Agreed that that merits consideration and a whole discussion  by itself,
based on the points Audiry raised.

> 
> Now my question: Why do we bother with badblocks at all? In cases 1) and 2)
> if the platform can recover from MCE, we can just always access persistent
> memory using memcpy_mcsafe(), if that fails, return -EIO. Actually that
> seems to already happen so we just need to make sure all places handle
> returned errors properly (e.g. fs/dax.c does not seem to) and we are done.
> No need for bad blocks list at all, no slow down unless we hit a bad cell
> and in that case who cares about performance when the data is gone...
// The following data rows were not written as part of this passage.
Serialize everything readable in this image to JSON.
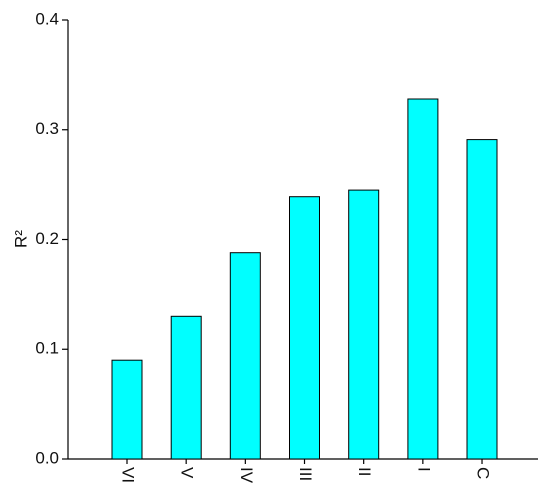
{
  "chart_data": {
    "type": "bar",
    "title": "",
    "xlabel": "",
    "ylabel": "R²",
    "categories": [
      "VI",
      "V",
      "IV",
      "III",
      "II",
      "I",
      "C"
    ],
    "values": [
      0.09,
      0.13,
      0.188,
      0.239,
      0.245,
      0.328,
      0.291
    ],
    "ylim": [
      0,
      0.4
    ],
    "yticks": [
      "0.0",
      "0.1",
      "0.2",
      "0.3",
      "0.4"
    ],
    "bar_color": "#00ffff",
    "grid": false,
    "x_tick_labels_rotated": true
  }
}
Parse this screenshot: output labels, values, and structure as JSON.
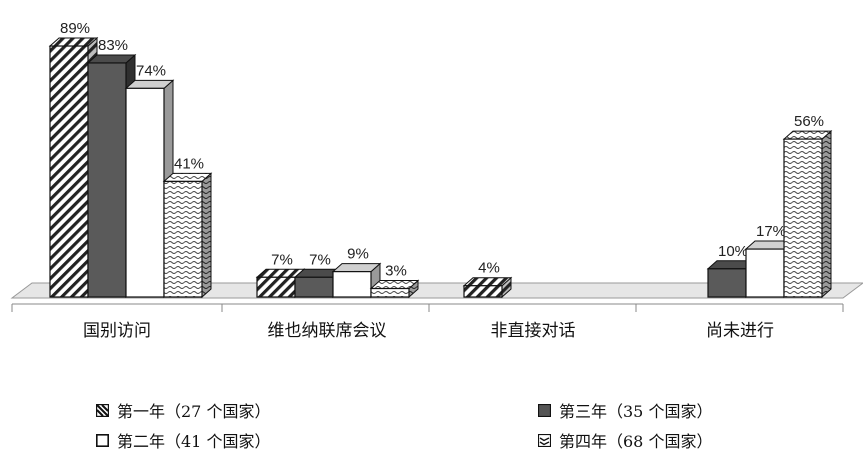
{
  "chart_data": {
    "type": "bar",
    "title": "",
    "xlabel": "",
    "ylabel": "",
    "ylim": [
      0,
      100
    ],
    "value_suffix": "%",
    "categories": [
      "国别访问",
      "维也纳联席会议",
      "非直接对话",
      "尚未进行"
    ],
    "series": [
      {
        "name": "第一年（27 个国家）",
        "values": [
          89,
          7,
          4,
          null
        ],
        "pattern": "diagonal-stripes",
        "color": "#ffffff"
      },
      {
        "name": "第三年（35 个国家）",
        "values": [
          83,
          7,
          null,
          10
        ],
        "pattern": "solid-dark",
        "color": "#555555"
      },
      {
        "name": "第二年（41 个国家）",
        "values": [
          74,
          9,
          null,
          17
        ],
        "pattern": "solid-white",
        "color": "#ffffff"
      },
      {
        "name": "第四年（68 个国家）",
        "values": [
          41,
          3,
          null,
          56
        ],
        "pattern": "wave",
        "color": "#ffffff"
      }
    ],
    "grid": false,
    "legend_position": "bottom"
  }
}
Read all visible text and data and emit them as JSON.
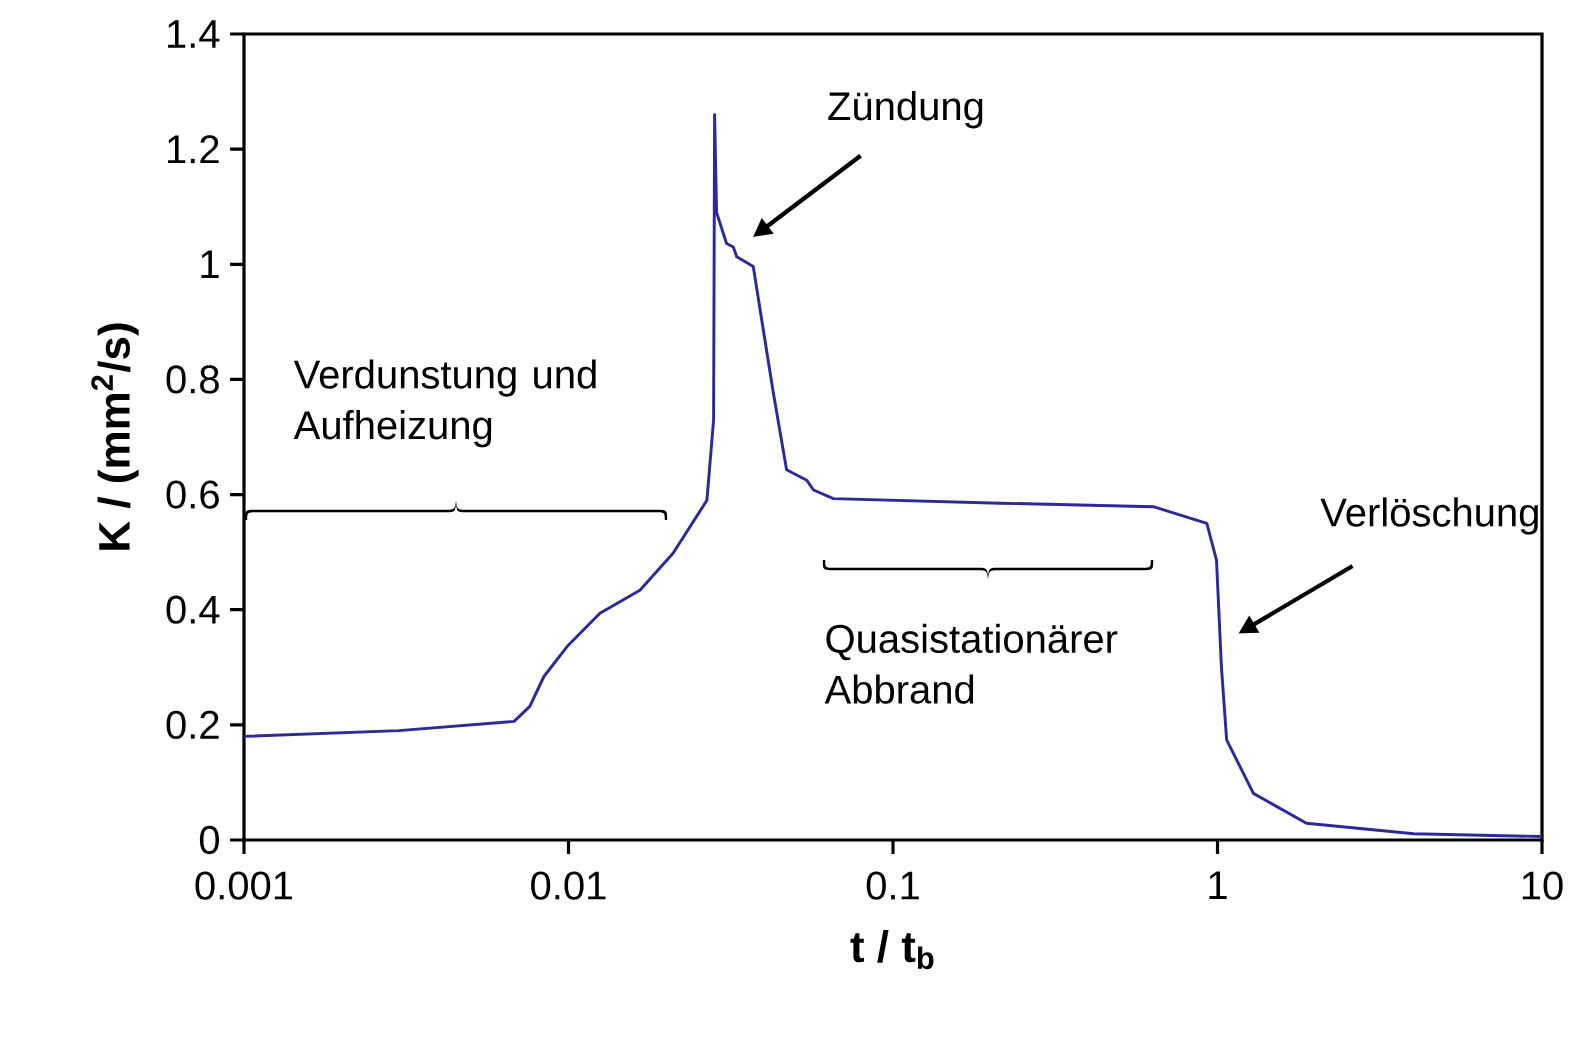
{
  "chart_data": {
    "type": "line",
    "xlabel": "t / t$_{b}$",
    "ylabel": "K / (mm$^{2}$/s)",
    "log": "x",
    "xlim": [
      0.001,
      10
    ],
    "xticks": [
      0.001,
      0.01,
      0.1,
      1,
      10
    ],
    "ylim": [
      0,
      1.4
    ],
    "yticks": [
      0,
      0.2,
      0.4,
      0.6,
      0.8,
      1,
      1.2,
      1.4
    ],
    "grid": false,
    "marker": "none",
    "line_style": "solid",
    "annotations": [
      "Verdunstung und Aufheizung",
      "Quasistationärer Abbrand",
      "Zündung",
      "Verlöschung"
    ],
    "series": [
      {
        "color": "#2a2a9a",
        "x": [
          0.001,
          0.003,
          0.0068,
          0.0076,
          0.0084,
          0.0099,
          0.0125,
          0.0166,
          0.021,
          0.0267,
          0.028,
          0.0282,
          0.0286,
          0.0307,
          0.0322,
          0.033,
          0.0371,
          0.0428,
          0.047,
          0.0542,
          0.0569,
          0.0655,
          0.214,
          0.634,
          0.927,
          0.993,
          1.028,
          1.067,
          1.29,
          1.88,
          4.02,
          10
        ],
        "values": [
          0.18,
          0.19,
          0.206,
          0.232,
          0.284,
          0.336,
          0.394,
          0.434,
          0.498,
          0.59,
          0.73,
          1.26,
          1.09,
          1.036,
          1.03,
          1.013,
          0.996,
          0.776,
          0.643,
          0.625,
          0.608,
          0.593,
          0.585,
          0.579,
          0.55,
          0.486,
          0.301,
          0.174,
          0.081,
          0.029,
          0.011,
          0.006
        ]
      }
    ]
  }
}
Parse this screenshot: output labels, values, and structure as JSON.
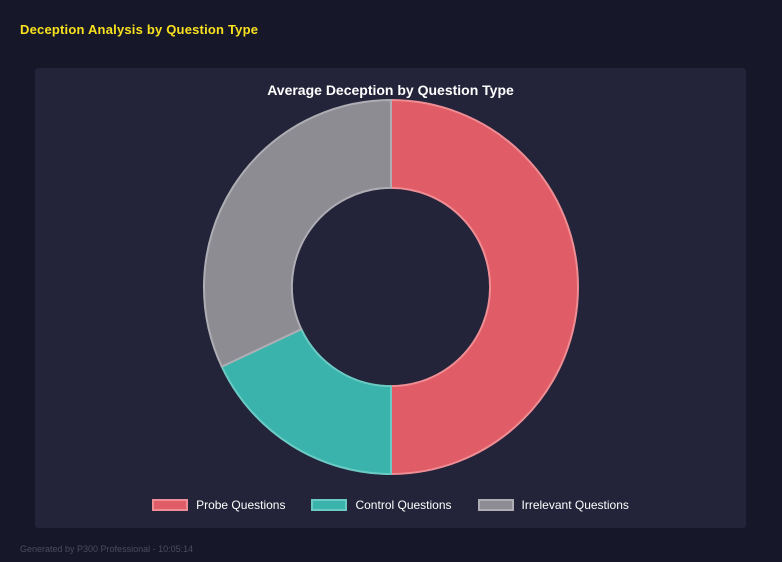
{
  "page": {
    "title": "Deception Analysis by Question Type",
    "footer": "Generated by P300 Professional - 10:05:14"
  },
  "colors": {
    "background": "#17172a",
    "panel": "#232339",
    "title_accent": "#f8e11e",
    "legend_text": "#ffffff"
  },
  "chart_data": {
    "type": "pie",
    "subtype": "donut",
    "title": "Average Deception by Question Type",
    "inner_radius_pct": 53,
    "start_angle_deg": 0,
    "direction": "clockwise",
    "legend_position": "bottom",
    "categories": [
      "Probe Questions",
      "Control Questions",
      "Irrelevant Questions"
    ],
    "values": [
      50,
      18,
      32
    ],
    "units": "percent (estimated share of ring)",
    "segments": [
      {
        "label": "Probe Questions",
        "value": 50,
        "color": "#e05c66",
        "border": "#ef8d95"
      },
      {
        "label": "Control Questions",
        "value": 18,
        "color": "#39b3ab",
        "border": "#6bcbc4"
      },
      {
        "label": "Irrelevant Questions",
        "value": 32,
        "color": "#8c8c92",
        "border": "#adadb3"
      }
    ]
  }
}
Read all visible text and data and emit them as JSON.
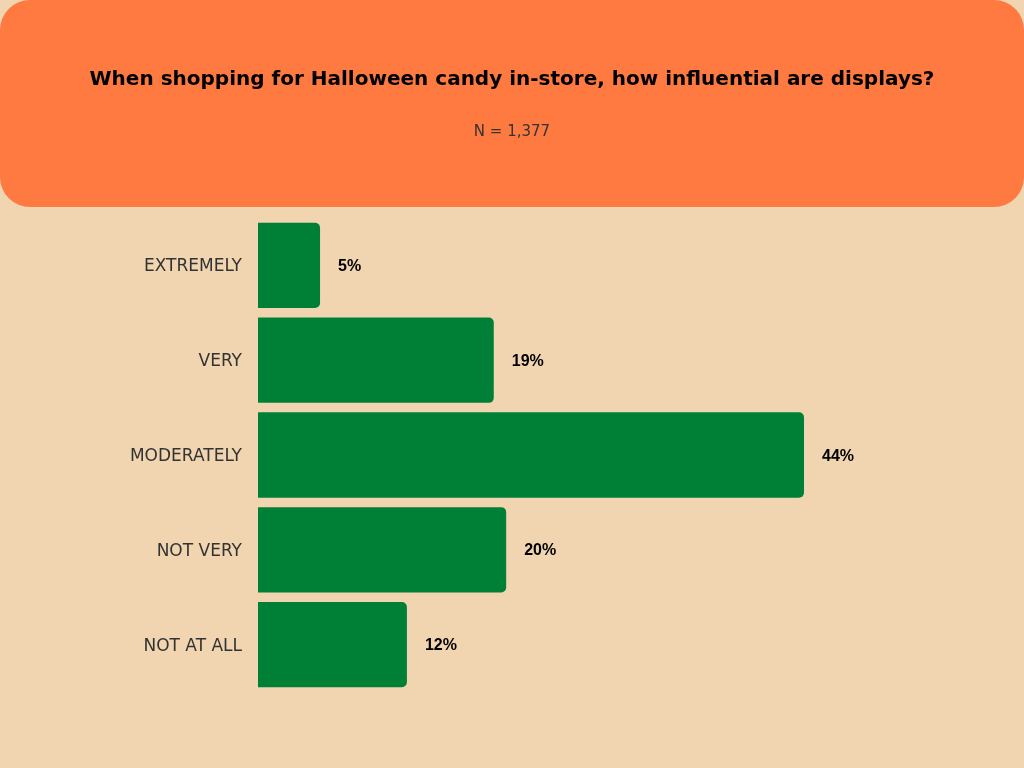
{
  "chart_data": {
    "type": "bar",
    "orientation": "horizontal",
    "title": "When shopping for Halloween candy in-store, how influential are displays?",
    "subtitle": "N = 1,377",
    "categories": [
      "EXTREMELY",
      "VERY",
      "MODERATELY",
      "NOT VERY",
      "NOT AT ALL"
    ],
    "values": [
      5,
      19,
      44,
      20,
      12
    ],
    "value_labels": [
      "5%",
      "19%",
      "44%",
      "20%",
      "12%"
    ],
    "color": "#008037"
  }
}
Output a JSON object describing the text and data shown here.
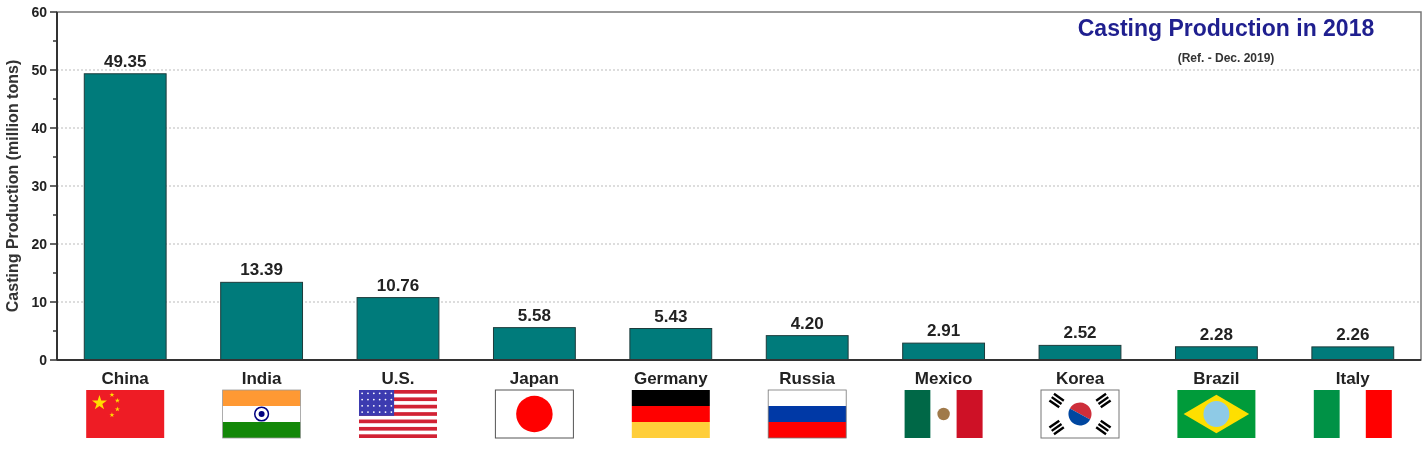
{
  "chart_data": {
    "type": "bar",
    "title": "Casting Production in 2018",
    "subtitle": "(Ref. - Dec. 2019)",
    "ylabel": "Casting Production (million tons)",
    "categories": [
      "China",
      "India",
      "U.S.",
      "Japan",
      "Germany",
      "Russia",
      "Mexico",
      "Korea",
      "Brazil",
      "Italy"
    ],
    "values": [
      49.35,
      13.39,
      10.76,
      5.58,
      5.43,
      4.2,
      2.91,
      2.52,
      2.28,
      2.26
    ],
    "value_labels": [
      "49.35",
      "13.39",
      "10.76",
      "5.58",
      "5.43",
      "4.20",
      "2.91",
      "2.52",
      "2.28",
      "2.26"
    ],
    "color": "#007b7b",
    "ylim": [
      0,
      60
    ],
    "yticks": [
      0,
      {
        "value": 5,
        "label": null
      },
      10,
      {
        "value": 15,
        "label": null
      },
      20,
      {
        "value": 25,
        "label": null
      },
      30,
      {
        "value": 35,
        "label": null
      },
      40,
      {
        "value": 45,
        "label": null
      },
      50,
      {
        "value": 55,
        "label": null
      },
      60
    ],
    "grid": "y"
  }
}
Even when we have MCE recovery, we cannot do away with the badblocks
list:
1. My understanding is that the hardware's ability to do MCE recovery is
limited/best-effort, and is not guaranteed. There can be circumstances
that cause a "Processor Context Corrupt" state, which is unrecoverable.
2. We still need to maintain a badblocks list so that we know what
blocks need to be cleared (via the ACPI method) on writes.

> 
> For platforms that cannot recover from MCE - just buy better hardware ;).
> Seriously, I have doubts people can seriously use a machine that will
> unavoidably randomly reboot (as there is always a risk you hit error that
> has not been uncovered by background scrub). But maybe for big cloud providers
> the cost savings may offset for the inconvenience, I don't know. But still
> for that case a bad blocks handling in NVDIMM code like we do now looks
> good enough?

The current handling is good enough for those systems, yes.

> 
> 								Honza
> -- 
> Jan Kara <jack@suse.com>
> SUSE Labs, CR